UFBA x São Lázaro: Área não está claramente delimitada, alerta especialista
Ação judicial envolvendo UFBA x São Lázaro: Área não está claramente delimitada, alerta especialista em direito imobiliário
Por João Tramm.
UFBA x São Lázaro: Área não está claramente delimitada, alerta especialista. A Universidade Federal da Bahia (UFBA) e os moradores e comerciantes do bairro de São Lázaro entraram em conflito nesta última semana devido à determinação de reintegração de posse de uma área onde tradicionalmente há moradores e acontece o Samba de São Lázaro.
Apesar de já ter havido pedido de desocupação do terreno, o advogado especialista em direito imobiliário João Dourado destaca que “a área da UFBA não está muito bem delimitada”. A fala se refere às imagens anexadas ao processo que deram por base a ordem de despejo dos locais.

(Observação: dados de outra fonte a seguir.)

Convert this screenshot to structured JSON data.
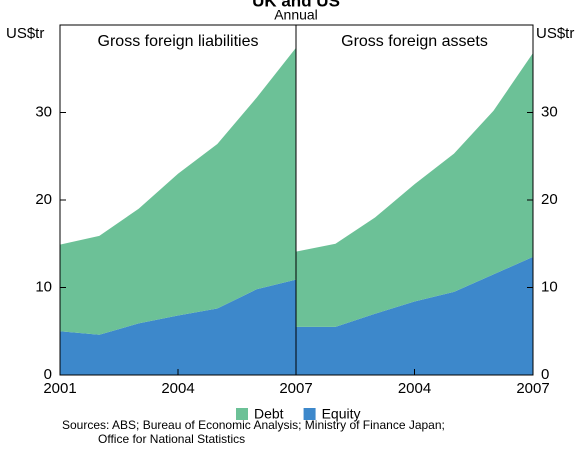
{
  "chart_data": {
    "type": "area",
    "title": "UK and US",
    "subtitle": "Annual",
    "y_label": "US$tr",
    "x": [
      2001,
      2002,
      2003,
      2004,
      2005,
      2006,
      2007
    ],
    "xlim": [
      2001,
      2007
    ],
    "ylim": [
      0,
      40
    ],
    "yticks": [
      0,
      10,
      20,
      30
    ],
    "series": [
      {
        "name": "Debt",
        "color": "#6cc197"
      },
      {
        "name": "Equity",
        "color": "#3d88cb"
      }
    ],
    "panels": [
      {
        "title": "Gross foreign liabilities",
        "xticks": [
          2001,
          2004,
          2007
        ],
        "series": [
          {
            "values": [
              9.9,
              11.3,
              13.1,
              16.2,
              18.8,
              21.9,
              26.5
            ]
          },
          {
            "values": [
              5.0,
              4.6,
              5.9,
              6.8,
              7.6,
              9.8,
              10.9
            ]
          }
        ]
      },
      {
        "title": "Gross foreign assets",
        "xticks": [
          2004,
          2007
        ],
        "series": [
          {
            "values": [
              8.6,
              9.5,
              11.0,
              13.4,
              15.8,
              18.7,
              23.3
            ]
          },
          {
            "values": [
              5.5,
              5.5,
              7.0,
              8.4,
              9.5,
              11.5,
              13.5
            ]
          }
        ]
      }
    ],
    "source": [
      "Sources: ABS; Bureau of Economic Analysis; Ministry of Finance Japan;",
      "Office for National Statistics"
    ]
  }
}
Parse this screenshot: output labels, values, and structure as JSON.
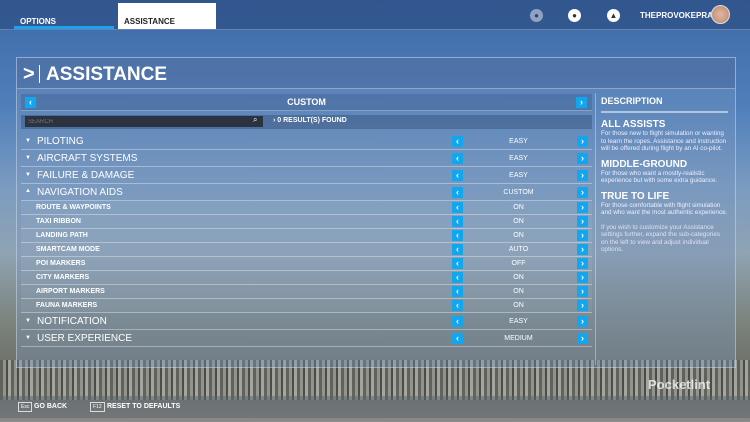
{
  "topbar": {
    "tabs": [
      {
        "label": "OPTIONS"
      },
      {
        "label": "ASSISTANCE"
      }
    ],
    "username": "THEPROVOKEPRAWN",
    "icons": [
      "friends-icon",
      "profile-icon",
      "notification-bell-icon"
    ]
  },
  "page": {
    "title": "ASSISTANCE"
  },
  "preset": {
    "label": "CUSTOM"
  },
  "search": {
    "placeholder": "SEARCH",
    "results": "0 RESULT(S) FOUND"
  },
  "rows": [
    {
      "name": "PILOTING",
      "value": "EASY",
      "type": "main",
      "expanded": false
    },
    {
      "name": "AIRCRAFT SYSTEMS",
      "value": "EASY",
      "type": "main",
      "expanded": false
    },
    {
      "name": "FAILURE & DAMAGE",
      "value": "EASY",
      "type": "main",
      "expanded": false
    },
    {
      "name": "NAVIGATION AIDS",
      "value": "CUSTOM",
      "type": "main",
      "expanded": true
    },
    {
      "name": "ROUTE & WAYPOINTS",
      "value": "ON",
      "type": "sub"
    },
    {
      "name": "TAXI RIBBON",
      "value": "ON",
      "type": "sub"
    },
    {
      "name": "LANDING PATH",
      "value": "ON",
      "type": "sub"
    },
    {
      "name": "SMARTCAM MODE",
      "value": "AUTO",
      "type": "sub"
    },
    {
      "name": "POI MARKERS",
      "value": "OFF",
      "type": "sub"
    },
    {
      "name": "CITY MARKERS",
      "value": "ON",
      "type": "sub"
    },
    {
      "name": "AIRPORT MARKERS",
      "value": "ON",
      "type": "sub"
    },
    {
      "name": "FAUNA MARKERS",
      "value": "ON",
      "type": "sub"
    },
    {
      "name": "NOTIFICATION",
      "value": "EASY",
      "type": "main",
      "expanded": false
    },
    {
      "name": "USER EXPERIENCE",
      "value": "MEDIUM",
      "type": "main",
      "expanded": false
    }
  ],
  "description": {
    "heading": "DESCRIPTION",
    "sections": [
      {
        "title": "ALL ASSISTS",
        "text": "For those new to flight simulation or wanting to learn the ropes. Assistance and instruction will be offered during flight by an AI co-pilot."
      },
      {
        "title": "MIDDLE-GROUND",
        "text": "For those who want a mostly-realistic experience but with some extra guidance."
      },
      {
        "title": "TRUE TO LIFE",
        "text": "For those comfortable with flight simulation and who want the most authentic experience."
      }
    ],
    "footer": "If you wish to customize your Assistance settings further, expand the sub-categories on the left to view and adjust individual options."
  },
  "bottom": {
    "go_back_key": "Esc",
    "go_back": "GO BACK",
    "reset_key": "F12",
    "reset": "RESET TO DEFAULTS"
  },
  "watermark": "Pocketlint",
  "colors": {
    "accent": "#12a6ef"
  }
}
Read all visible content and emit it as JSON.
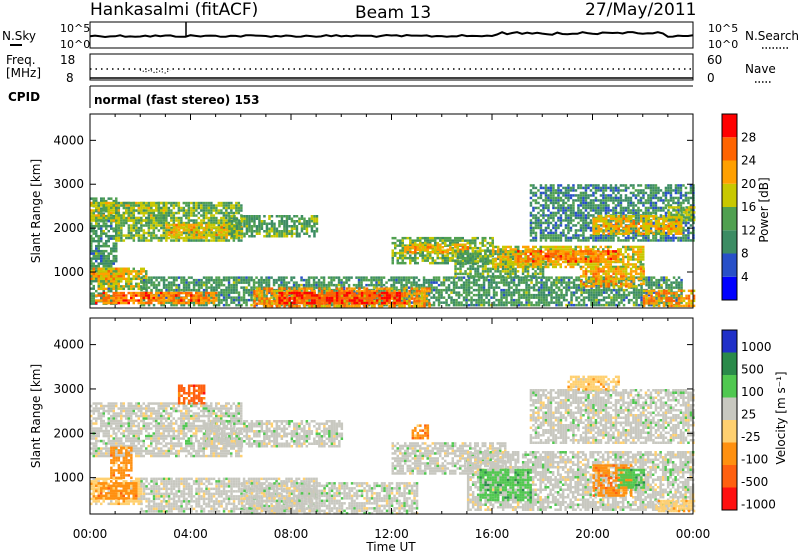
{
  "header": {
    "station": "Hankasalmi (fitACF)",
    "beam": "Beam 13",
    "date": "27/May/2011"
  },
  "noise_panel": {
    "left_label": "N.Sky",
    "right_label": "N.Search",
    "ytick_top": "10^5",
    "ytick_bottom": "10^0"
  },
  "freq_panel": {
    "label_line1": "Freq.",
    "label_line2": "[MHz]",
    "ytick_left_top": "18",
    "ytick_left_bottom": "8",
    "ytick_right_top": "60",
    "ytick_right_bottom": "0",
    "right_label": "Nave"
  },
  "cpid": {
    "label": "CPID",
    "value": "normal (fast stereo) 153"
  },
  "axes": {
    "ylabel": "Slant Range [km]",
    "xlabel": "Time UT",
    "yticks": [
      "1000",
      "2000",
      "3000",
      "4000"
    ],
    "xticks": [
      "00:00",
      "04:00",
      "08:00",
      "12:00",
      "16:00",
      "20:00",
      "00:00"
    ]
  },
  "colors": {
    "power": [
      "#0000ff",
      "#2850c8",
      "#3c8c64",
      "#50a050",
      "#c8c800",
      "#ffa000",
      "#ff6400",
      "#ff0000"
    ],
    "velocity": [
      "#2030c8",
      "#2a8a4a",
      "#50c850",
      "#c8c8c0",
      "#ffd070",
      "#ff9010",
      "#ff6010",
      "#ff1010"
    ]
  },
  "chart_data": [
    {
      "type": "heatmap",
      "name": "Power",
      "colorbar_label": "Power [dB]",
      "colorbar_ticks": [
        "4",
        "8",
        "12",
        "16",
        "20",
        "24",
        "28"
      ],
      "color_range": [
        0,
        32
      ],
      "x_range_hours": [
        0,
        24
      ],
      "y_range_km": [
        180,
        4600
      ],
      "regions": [
        {
          "t0": 0.0,
          "t1": 1.0,
          "r0": 300,
          "r1": 2700,
          "level": 0.35
        },
        {
          "t0": 0.0,
          "t1": 3.0,
          "r0": 2200,
          "r1": 2600,
          "level": 0.55
        },
        {
          "t0": 1.0,
          "t1": 6.0,
          "r0": 1700,
          "r1": 2600,
          "level": 0.45
        },
        {
          "t0": 3.0,
          "t1": 6.0,
          "r0": 1800,
          "r1": 2100,
          "level": 0.65
        },
        {
          "t0": 0.3,
          "t1": 2.2,
          "r0": 600,
          "r1": 1100,
          "level": 0.55
        },
        {
          "t0": 0.0,
          "t1": 1.5,
          "r0": 850,
          "r1": 1100,
          "level": 0.7
        },
        {
          "t0": 5.5,
          "t1": 9.0,
          "r0": 1800,
          "r1": 2300,
          "level": 0.4
        },
        {
          "t0": 2.0,
          "t1": 23.5,
          "r0": 250,
          "r1": 900,
          "level": 0.35
        },
        {
          "t0": 6.5,
          "t1": 13.5,
          "r0": 250,
          "r1": 650,
          "level": 0.75
        },
        {
          "t0": 7.5,
          "t1": 12.5,
          "r0": 280,
          "r1": 550,
          "level": 0.95
        },
        {
          "t0": 0.2,
          "t1": 5.0,
          "r0": 300,
          "r1": 550,
          "level": 0.8
        },
        {
          "t0": 12.0,
          "t1": 16.0,
          "r0": 1200,
          "r1": 1800,
          "level": 0.45
        },
        {
          "t0": 12.5,
          "t1": 15.0,
          "r0": 1450,
          "r1": 1650,
          "level": 0.7
        },
        {
          "t0": 14.5,
          "t1": 18.0,
          "r0": 900,
          "r1": 1500,
          "level": 0.4
        },
        {
          "t0": 16.0,
          "t1": 22.0,
          "r0": 1100,
          "r1": 1600,
          "level": 0.6
        },
        {
          "t0": 17.0,
          "t1": 21.0,
          "r0": 1250,
          "r1": 1500,
          "level": 0.8
        },
        {
          "t0": 17.5,
          "t1": 24.0,
          "r0": 1700,
          "r1": 3000,
          "level": 0.3
        },
        {
          "t0": 20.0,
          "t1": 23.5,
          "r0": 1900,
          "r1": 2300,
          "level": 0.65
        },
        {
          "t0": 19.5,
          "t1": 22.0,
          "r0": 700,
          "r1": 1100,
          "level": 0.7
        },
        {
          "t0": 22.0,
          "t1": 24.0,
          "r0": 250,
          "r1": 600,
          "level": 0.75
        },
        {
          "t0": 23.0,
          "t1": 24.0,
          "r0": 2200,
          "r1": 2500,
          "level": 0.5
        }
      ]
    },
    {
      "type": "heatmap",
      "name": "Velocity",
      "colorbar_label": "Velocity [m s⁻¹]",
      "colorbar_ticks": [
        "1000",
        "500",
        "100",
        "25",
        "-25",
        "-100",
        "-500",
        "-1000"
      ],
      "x_range_hours": [
        0,
        24
      ],
      "y_range_km": [
        180,
        4600
      ],
      "regions": [
        {
          "t0": 0.0,
          "t1": 6.0,
          "r0": 1500,
          "r1": 2700,
          "cat": 3
        },
        {
          "t0": 0.0,
          "t1": 2.0,
          "r0": 400,
          "r1": 1000,
          "cat": 4
        },
        {
          "t0": 0.2,
          "t1": 1.8,
          "r0": 550,
          "r1": 900,
          "cat": 5
        },
        {
          "t0": 0.8,
          "t1": 1.6,
          "r0": 1000,
          "r1": 1700,
          "cat": 5
        },
        {
          "t0": 2.0,
          "t1": 9.0,
          "r0": 250,
          "r1": 1000,
          "cat": 3
        },
        {
          "t0": 6.0,
          "t1": 13.0,
          "r0": 200,
          "r1": 900,
          "cat": 3
        },
        {
          "t0": 4.5,
          "t1": 10.0,
          "r0": 1700,
          "r1": 2300,
          "cat": 3
        },
        {
          "t0": 12.0,
          "t1": 16.5,
          "r0": 1100,
          "r1": 1800,
          "cat": 3
        },
        {
          "t0": 15.0,
          "t1": 24.0,
          "r0": 250,
          "r1": 1600,
          "cat": 3
        },
        {
          "t0": 15.5,
          "t1": 17.5,
          "r0": 500,
          "r1": 1200,
          "cat": 2
        },
        {
          "t0": 17.5,
          "t1": 24.0,
          "r0": 1800,
          "r1": 3000,
          "cat": 3
        },
        {
          "t0": 19.0,
          "t1": 21.0,
          "r0": 3000,
          "r1": 3300,
          "cat": 4
        },
        {
          "t0": 20.0,
          "t1": 21.5,
          "r0": 600,
          "r1": 1300,
          "cat": 5
        },
        {
          "t0": 21.0,
          "t1": 22.0,
          "r0": 800,
          "r1": 1200,
          "cat": 2
        },
        {
          "t0": 22.5,
          "t1": 24.0,
          "r0": 250,
          "r1": 500,
          "cat": 4
        },
        {
          "t0": 3.5,
          "t1": 4.5,
          "r0": 2700,
          "r1": 3100,
          "cat": 6
        },
        {
          "t0": 12.8,
          "t1": 13.4,
          "r0": 1900,
          "r1": 2200,
          "cat": 5
        }
      ]
    }
  ]
}
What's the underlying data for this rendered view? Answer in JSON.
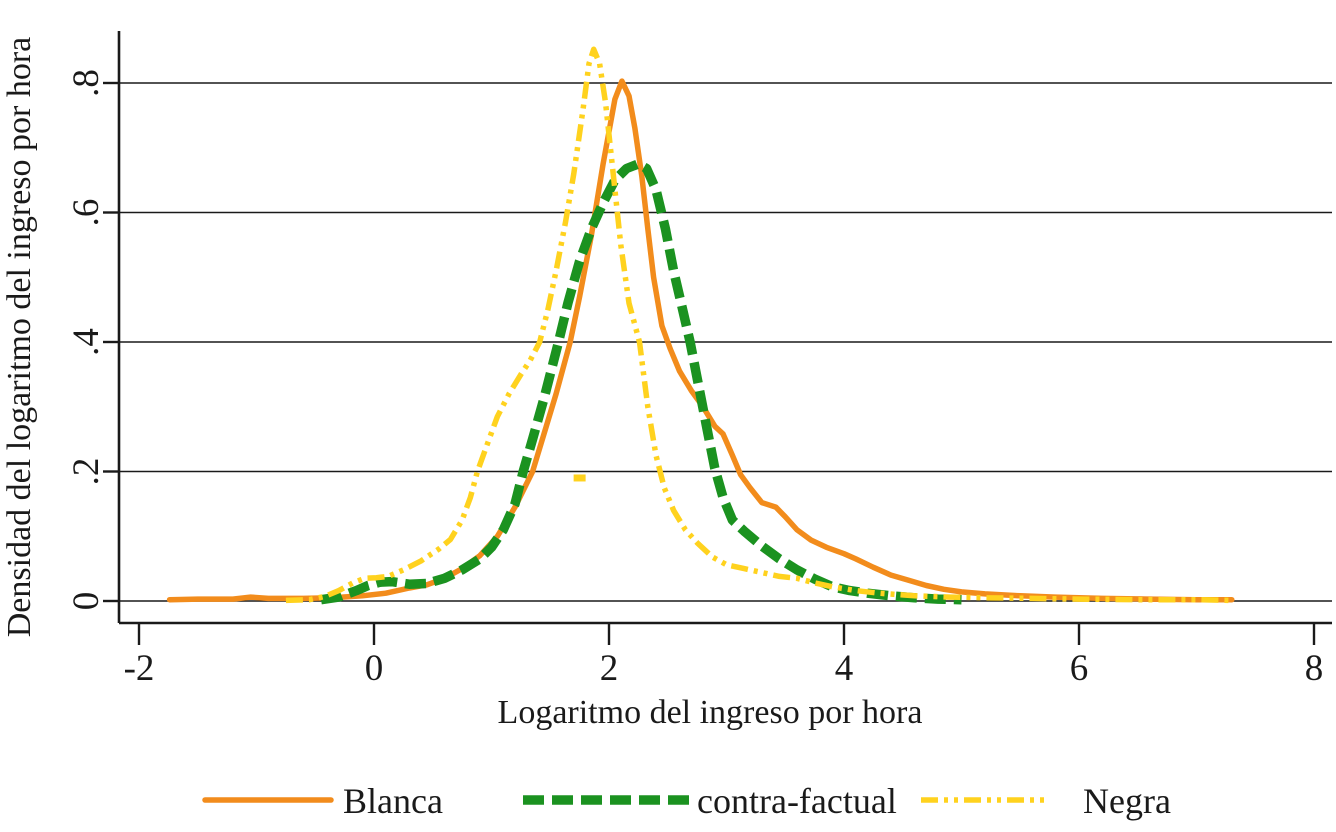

UFBA x São Lázaro: Área não está claramente delimitada, alerta especialista
Segundo Dourado, “tem alguns croquis antigos, mas croquis é planta. Não consegue ver exatamente a extensão da área, o desenho, considerando principalmente as mudanças urbanísticas que aconteceram no local ao longo de todos esses anos. O título de propriedade que a UFBA usa é uma matrícula, que é um documento que diz que você é proprietário de fato de um bem, mas muito antigo e com uma descrição muito precária”.
A denúncia da ocupação ocorreu através do portal FalaBR, voltado para denúncias sobre questões com o governo federal e o processo dentro da UFBA existe desde 2007. A ação judicial foi proposta em 2023, e os mandados de reintegração só estão sendo cumpridos agora. Um ato ordinatório do dia 1º de outubro determinou que a UFBA informe a real extensão do terreno e do perímetro a ser reintegrado, o que ainda não está consolidado no processo. Dourado explica que, apesar da UFBA ter juntado algumas fotos, “não consegue individualizar os ocupantes nem saber de fato qual é a real extensão da área a ser reintegrada”.
O relatório da autoridade judicial reforça a imprecisão:
- Dúvidas sobre a extensão e abrangência dos imóveis irregularmente edificados no terreno da UFBA.
- As edificações encontradas in loco apresentavam "características distintas" das descritas no Relatório de Visita e Inspeção de Imóvel usado como base inicial da ação.
Ou seja, a fotografia da realidade fornecida pela própria UFBA estava desatualizada e imprecisa, invalidando-a como guia para uma ação tão drástica quanto a reintegração.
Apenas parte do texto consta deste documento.